It started from the web and now it’s here — with a physical storefront, I mean. Abandoning, or perhaps simply augmenting, its not-so-humble beginnings as an online marketplace, Amazon has now opened its first-ever brick and mortar storefront at University Village in Seattle, Washington. On Tuesday morning at 9:30 am, Amazon will open physical doors and welcome eager customers to a place where Amazon Prime isn’t the most efficient way of getting your goods to your front door (because you can just drive home with them instead). But don’t get too excited — this new Amazon location won’t be like a Costco emporium.

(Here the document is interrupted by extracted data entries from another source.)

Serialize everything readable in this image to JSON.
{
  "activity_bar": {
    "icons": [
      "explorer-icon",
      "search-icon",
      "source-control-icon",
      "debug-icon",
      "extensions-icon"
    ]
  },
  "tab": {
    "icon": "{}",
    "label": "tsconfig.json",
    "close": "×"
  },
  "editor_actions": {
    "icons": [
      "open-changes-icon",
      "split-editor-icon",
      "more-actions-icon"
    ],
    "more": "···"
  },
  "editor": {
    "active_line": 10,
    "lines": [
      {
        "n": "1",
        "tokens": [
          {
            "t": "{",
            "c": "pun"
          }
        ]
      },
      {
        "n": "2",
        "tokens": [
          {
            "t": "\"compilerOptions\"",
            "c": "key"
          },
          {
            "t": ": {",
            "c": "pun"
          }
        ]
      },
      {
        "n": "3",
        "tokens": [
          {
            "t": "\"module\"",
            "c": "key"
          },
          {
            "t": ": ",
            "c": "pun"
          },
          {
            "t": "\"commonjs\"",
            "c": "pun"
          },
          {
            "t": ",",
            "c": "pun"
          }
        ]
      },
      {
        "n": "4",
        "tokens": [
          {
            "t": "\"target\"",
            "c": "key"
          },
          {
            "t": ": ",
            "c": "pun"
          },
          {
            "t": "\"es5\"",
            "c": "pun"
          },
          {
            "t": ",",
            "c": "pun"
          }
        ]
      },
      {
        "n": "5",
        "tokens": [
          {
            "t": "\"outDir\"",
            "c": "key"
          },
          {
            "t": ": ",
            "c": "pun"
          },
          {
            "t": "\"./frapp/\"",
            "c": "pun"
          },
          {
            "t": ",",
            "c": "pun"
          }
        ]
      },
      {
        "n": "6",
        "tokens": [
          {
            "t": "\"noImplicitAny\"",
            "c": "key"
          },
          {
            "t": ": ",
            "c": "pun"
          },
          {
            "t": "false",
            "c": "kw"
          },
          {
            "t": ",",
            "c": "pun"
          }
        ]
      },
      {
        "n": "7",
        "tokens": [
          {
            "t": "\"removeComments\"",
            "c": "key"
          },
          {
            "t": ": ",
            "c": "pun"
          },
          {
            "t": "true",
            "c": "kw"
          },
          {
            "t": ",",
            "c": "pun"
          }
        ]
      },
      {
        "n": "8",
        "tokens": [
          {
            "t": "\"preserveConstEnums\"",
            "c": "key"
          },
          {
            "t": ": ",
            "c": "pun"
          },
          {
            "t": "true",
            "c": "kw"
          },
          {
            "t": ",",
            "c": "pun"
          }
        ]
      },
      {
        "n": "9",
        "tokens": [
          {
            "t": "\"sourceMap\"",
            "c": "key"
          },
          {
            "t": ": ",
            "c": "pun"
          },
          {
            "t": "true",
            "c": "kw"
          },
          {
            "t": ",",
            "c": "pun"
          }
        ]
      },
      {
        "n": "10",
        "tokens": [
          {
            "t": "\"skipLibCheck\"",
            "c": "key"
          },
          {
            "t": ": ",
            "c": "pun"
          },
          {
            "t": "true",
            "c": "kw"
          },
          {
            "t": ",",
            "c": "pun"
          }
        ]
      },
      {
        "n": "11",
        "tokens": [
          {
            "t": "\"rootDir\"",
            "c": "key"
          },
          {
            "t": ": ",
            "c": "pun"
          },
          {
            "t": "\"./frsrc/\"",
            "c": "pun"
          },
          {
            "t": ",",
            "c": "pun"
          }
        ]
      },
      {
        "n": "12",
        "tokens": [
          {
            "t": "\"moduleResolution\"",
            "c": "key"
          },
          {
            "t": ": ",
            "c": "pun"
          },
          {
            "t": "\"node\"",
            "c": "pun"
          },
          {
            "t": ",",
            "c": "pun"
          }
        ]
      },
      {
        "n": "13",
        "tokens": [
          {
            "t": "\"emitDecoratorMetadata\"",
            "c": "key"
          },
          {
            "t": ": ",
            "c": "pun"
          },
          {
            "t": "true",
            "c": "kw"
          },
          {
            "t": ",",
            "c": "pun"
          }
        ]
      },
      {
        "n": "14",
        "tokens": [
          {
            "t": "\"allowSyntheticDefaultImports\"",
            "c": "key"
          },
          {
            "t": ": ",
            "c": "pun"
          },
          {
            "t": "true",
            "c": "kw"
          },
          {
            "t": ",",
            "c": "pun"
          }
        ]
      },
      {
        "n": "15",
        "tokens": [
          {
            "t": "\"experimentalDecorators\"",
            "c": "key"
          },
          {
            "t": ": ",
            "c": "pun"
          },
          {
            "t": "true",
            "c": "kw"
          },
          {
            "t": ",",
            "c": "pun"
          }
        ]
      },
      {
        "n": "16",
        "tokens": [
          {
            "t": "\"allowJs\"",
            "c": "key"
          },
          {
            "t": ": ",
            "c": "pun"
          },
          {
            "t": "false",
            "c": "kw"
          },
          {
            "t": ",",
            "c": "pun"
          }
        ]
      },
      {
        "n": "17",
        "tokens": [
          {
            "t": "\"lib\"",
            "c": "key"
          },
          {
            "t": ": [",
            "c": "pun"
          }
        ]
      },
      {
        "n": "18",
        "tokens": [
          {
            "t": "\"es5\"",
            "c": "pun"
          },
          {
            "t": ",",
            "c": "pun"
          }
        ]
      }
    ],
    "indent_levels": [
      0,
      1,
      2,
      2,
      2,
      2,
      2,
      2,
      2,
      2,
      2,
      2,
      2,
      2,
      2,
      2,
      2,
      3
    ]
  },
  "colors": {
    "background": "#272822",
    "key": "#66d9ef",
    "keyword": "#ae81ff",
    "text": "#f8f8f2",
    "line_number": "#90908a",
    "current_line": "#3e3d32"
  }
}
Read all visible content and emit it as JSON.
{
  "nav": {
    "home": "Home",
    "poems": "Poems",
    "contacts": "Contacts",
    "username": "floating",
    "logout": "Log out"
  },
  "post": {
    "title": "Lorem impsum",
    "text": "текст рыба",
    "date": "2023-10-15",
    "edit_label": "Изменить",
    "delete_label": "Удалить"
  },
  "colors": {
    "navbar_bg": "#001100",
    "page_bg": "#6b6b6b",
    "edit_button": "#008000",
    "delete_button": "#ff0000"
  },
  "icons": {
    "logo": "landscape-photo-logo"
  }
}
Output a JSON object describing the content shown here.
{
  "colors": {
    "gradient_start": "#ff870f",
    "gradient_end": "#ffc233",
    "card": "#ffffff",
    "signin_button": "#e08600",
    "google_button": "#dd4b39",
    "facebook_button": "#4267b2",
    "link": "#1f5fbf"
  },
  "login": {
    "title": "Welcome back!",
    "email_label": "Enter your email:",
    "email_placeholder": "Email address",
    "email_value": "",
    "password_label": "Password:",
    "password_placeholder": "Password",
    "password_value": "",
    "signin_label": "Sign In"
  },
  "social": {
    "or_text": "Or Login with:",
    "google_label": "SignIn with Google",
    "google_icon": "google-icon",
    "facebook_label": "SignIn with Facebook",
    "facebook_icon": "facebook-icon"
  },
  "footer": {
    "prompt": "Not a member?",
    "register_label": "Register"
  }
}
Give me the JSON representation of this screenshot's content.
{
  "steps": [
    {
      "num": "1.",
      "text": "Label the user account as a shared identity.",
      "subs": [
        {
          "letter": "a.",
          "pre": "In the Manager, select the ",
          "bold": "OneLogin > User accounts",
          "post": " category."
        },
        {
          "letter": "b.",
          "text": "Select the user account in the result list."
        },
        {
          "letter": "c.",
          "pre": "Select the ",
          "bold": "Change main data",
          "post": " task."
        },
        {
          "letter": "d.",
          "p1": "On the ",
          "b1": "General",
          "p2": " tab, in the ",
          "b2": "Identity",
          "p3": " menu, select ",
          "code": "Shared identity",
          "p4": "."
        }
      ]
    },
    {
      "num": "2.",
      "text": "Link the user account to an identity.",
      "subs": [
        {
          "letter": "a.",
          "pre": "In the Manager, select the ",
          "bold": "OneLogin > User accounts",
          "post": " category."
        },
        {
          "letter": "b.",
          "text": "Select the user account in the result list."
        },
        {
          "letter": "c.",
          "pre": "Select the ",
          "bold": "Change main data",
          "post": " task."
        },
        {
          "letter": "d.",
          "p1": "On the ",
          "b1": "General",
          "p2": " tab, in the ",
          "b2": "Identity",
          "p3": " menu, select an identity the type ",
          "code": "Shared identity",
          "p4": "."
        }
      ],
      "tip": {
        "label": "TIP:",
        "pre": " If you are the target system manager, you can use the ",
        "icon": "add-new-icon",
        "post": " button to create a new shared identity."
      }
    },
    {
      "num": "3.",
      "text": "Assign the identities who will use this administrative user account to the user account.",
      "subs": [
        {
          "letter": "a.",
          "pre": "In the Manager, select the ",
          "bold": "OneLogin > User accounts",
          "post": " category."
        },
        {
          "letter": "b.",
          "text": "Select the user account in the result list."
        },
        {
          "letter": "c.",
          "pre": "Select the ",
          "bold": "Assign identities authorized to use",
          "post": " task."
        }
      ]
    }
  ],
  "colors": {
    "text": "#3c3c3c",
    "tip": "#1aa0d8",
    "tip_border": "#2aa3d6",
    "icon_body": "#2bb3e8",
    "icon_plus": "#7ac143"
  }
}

Rather, it’ll be a bookstore, and a very special one at that.
“Amazon Books is a physical extension of Amazon.com,” says Jennifer Cast, VP of Amazon Books in an email to customers. “We’ve applied 20 years of online bookselling experience to build a store that integrates the benefits of offline and online book shopping.” Explaining that the books the store will carry have been carefully curated “based on Amazon.com customer ratings, pre-orders, sales, popularity on Goodreads, and our curators’ assessments,” Cast assures customers, “These are fantastic books! Most have been rated 4 stars or above, and many are award winners.”
The move is an interesting one for the Internet giant, which has long been viewed as the bane of local bookstores’ existences. But now, Amazon is joining the ranks of some of its sharpest critics, and Cast told the Seattle Times, “Our goal is to do a great job selling lots of books.” And with 5,500 square feet of retail space and an additional 2,000 square feet of storage, they certainly have the real estate to do so.
This wealth of space is necessary for the interesting layout Amazon plans to have with its new store — whereas traditional bookstores line books up with their spines showing, Amazon will instead place every book with its front cover out. This means a lot less space for books, but a lot more attention paid to each title. The store will also try to bring some of Amazon’s online search terms into real life, maintaining different sections like “Most Wished-For Cookbooks” and “Award Winners, 4.5 Stars & Above, Age 6-12.” And no Amazon bookstore would be complete without a staff-favorites section (which includes CEO Jeff Bezos’ choice read “Traps,” written, as it happens, by his wife, MacKenzie Bezos).
Of course, and as Cast insists, the book selection won’t be purely based on staff biases and big data. “It’s data with heart,” she said. “We’re taking the data we have and we’re creating physical places with it.”
There’s no word yet as to whether the online (and now offline) retailer plans to open up any more locations. Guess we’ll just have to wait and see how many stars this first Amazon Books receives.